In ihrem verkehrspolitischen Weißbuch 2011 hält die EU fest, dass bis 2050 der Großteil der Personenbeförderung über mittlere Entfernungen auf die Eisenbahn entfallen sollte, was zur Reduktion der Treibhausgasemissionen um 20% beitragen würde. Bundesrätin Angelika Winzig (V/O) begrüßte vor diesem Hintergrund die Schritte zur Schaffung einheitlicher Voraussetzungen für den Bahnverkehr in Europa, nur so ließe sich die Bahn effizienter und attraktiver gestalten.

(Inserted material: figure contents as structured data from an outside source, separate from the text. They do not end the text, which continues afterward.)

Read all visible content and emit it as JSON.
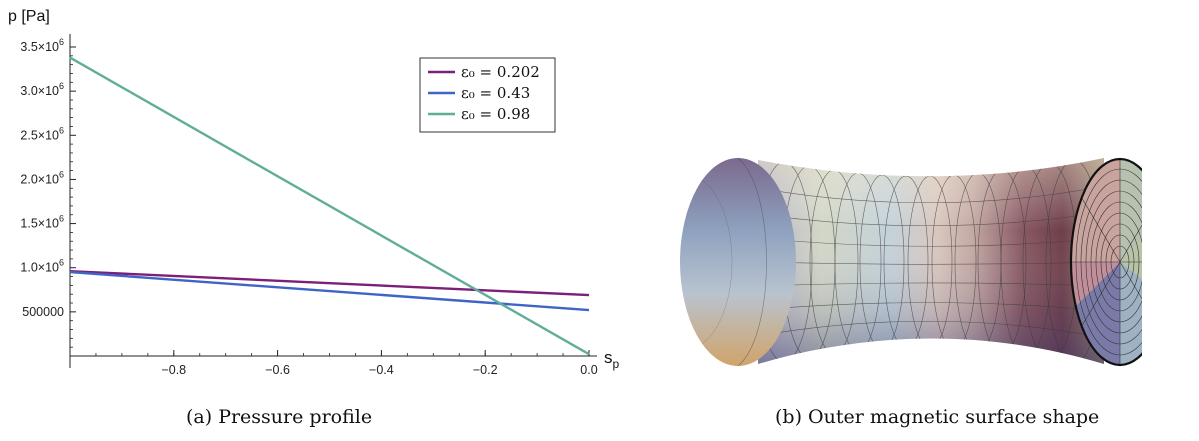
{
  "chart_data": {
    "type": "line",
    "ylabel": "p [Pa]",
    "xlabel": "s_p",
    "xlim": [
      -1.0,
      0.0
    ],
    "ylim": [
      0,
      3500000
    ],
    "x_ticks": [
      {
        "value": -0.8,
        "label": "−0.8"
      },
      {
        "value": -0.6,
        "label": "−0.6"
      },
      {
        "value": -0.4,
        "label": "−0.4"
      },
      {
        "value": -0.2,
        "label": "−0.2"
      },
      {
        "value": 0.0,
        "label": "0.0"
      }
    ],
    "y_ticks": [
      {
        "value": 500000,
        "mant": "500000",
        "exp": ""
      },
      {
        "value": 1000000,
        "mant": "1.0×10",
        "exp": "6"
      },
      {
        "value": 1500000,
        "mant": "1.5×10",
        "exp": "6"
      },
      {
        "value": 2000000,
        "mant": "2.0×10",
        "exp": "6"
      },
      {
        "value": 2500000,
        "mant": "2.5×10",
        "exp": "6"
      },
      {
        "value": 3000000,
        "mant": "3.0×10",
        "exp": "6"
      },
      {
        "value": 3500000,
        "mant": "3.5×10",
        "exp": "6"
      }
    ],
    "grid": false,
    "legend_position": "top-right",
    "series": [
      {
        "name": "ε₀ = 0.202",
        "color": "#7b1f7a",
        "x": [
          -1.0,
          0.0
        ],
        "y": [
          960000,
          690000
        ]
      },
      {
        "name": "ε₀ = 0.43",
        "color": "#3f64c8",
        "x": [
          -1.0,
          0.0
        ],
        "y": [
          950000,
          520000
        ]
      },
      {
        "name": "ε₀ = 0.98",
        "color": "#5fae98",
        "x": [
          -1.0,
          0.0
        ],
        "y": [
          3380000,
          20000
        ]
      }
    ]
  },
  "captions": {
    "a": "(a) Pressure profile",
    "b": "(b) Outer magnetic surface shape"
  }
}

Bundesrat warnt vor übereilter Liberalisierung im Personennahverkehr

Der EU-Ausschuss des Bundesrats teilte in seiner begründeten Stellungnahme viele der Bedenken, die aus der gemeinsamen Stellungnahme aller Bundesländer sowie einer zusätzlichen Stellungnahme des Wiener Landtags zum Eisenbahnpaket hervorgingen. Regionale und lokale Gebietskörperschaften eigneten sich am besten dafür, den öffentlichen Personennahverkehr nach den Bedürfnissen und Präferenzen der Nutzenden zu gestalten, heißt es darin. Die völlige Marktliberalisierung im öffentlichen Personennahverkehr brächte dagegen möglicherweise Verschlechterungen der Qualität, Sicherheit, Leistungsfähigkeit und flächendeckenden Verfügbarkeit sowie eine Verteuerung der Leistungen mit sich. Die begründete Stellungnahme an EU-Institutionen über die Liberalisierung des nationalen Schienenverkehrsmarktes wurde vom Ausschuss einstimmig gebilligt.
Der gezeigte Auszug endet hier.